标签: excel vba excel-vba

我想从网站搜索HTML代码,只有在有结果的情况下才能使用Internet Explorer打开搜索。 我尝试根据自己的需要更改附加的代码,但我发誓。

这是我要搜索的网站。

PyPI

Sub SearchBot()

    'dimension (declare or set aside memory for) our variables
    Dim objIE As InternetExplorer 'special object variable representing the IE browser
    Dim aEle As HTMLLinkElement 'special object variable for an <a> (link) element
    Dim y As Integer 'integer variable we'll use as a counter
    Dim result As String 'string variable that will hold our result link

    'initiating a new instance of Internet Explorer and asigning it to objIE
    Set objIE = New InternetExplorer

    'make IE browser visible (False would allow IE to run in the background)
    objIE.Visible = True

    'navigate IE to this web page (a pretty neat search engine really)
    objIE.navigate "https://duckduckgo.com"

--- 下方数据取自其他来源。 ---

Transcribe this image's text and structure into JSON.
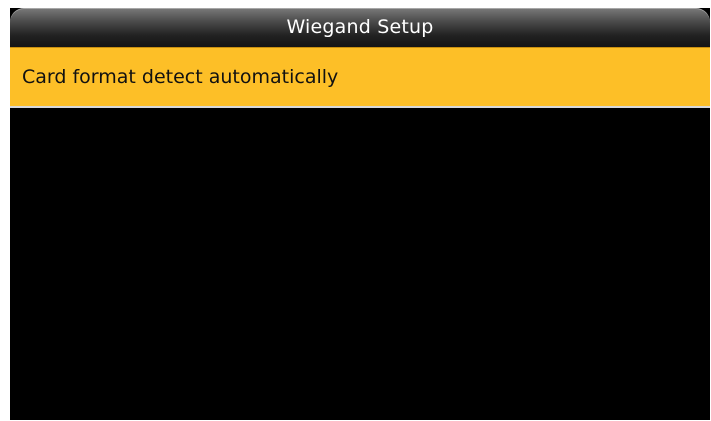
{
  "header": {
    "title": "Wiegand Setup"
  },
  "menu": {
    "items": [
      {
        "label": "Card format detect automatically",
        "selected": true
      }
    ]
  },
  "colors": {
    "background": "#000000",
    "selected_item": "#fdbf27",
    "title_text": "#ffffff",
    "item_text": "#111111"
  }
}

    'wait here a few seconds while the browser is busy
    Do While objIE.Busy = True Or objIE.readyState <> 4: DoEvents: Loop

    'in the search box put cell "A2" value, the word "in" and cell "C1" value
    objIE.document.getElementById("search_form_input_homepage").Value = _
      Sheets("Sheet1").Range("A2").Value & " in " & Sheets("Sheet1").Range("C1").Value

    'click the 'go' button
    objIE.document.getElementById("search_button_homepage").Click

    'wait again for the browser
    Do While objIE.Busy = True Or objIE.readyState <> 4: DoEvents: Loop

    'the first search result will go in row 2
    y = 2

    'for each <a> element in the collection of objects with class of 'result__a'...
    For Each aEle In objIE.document.getElementsByClassName("result__a")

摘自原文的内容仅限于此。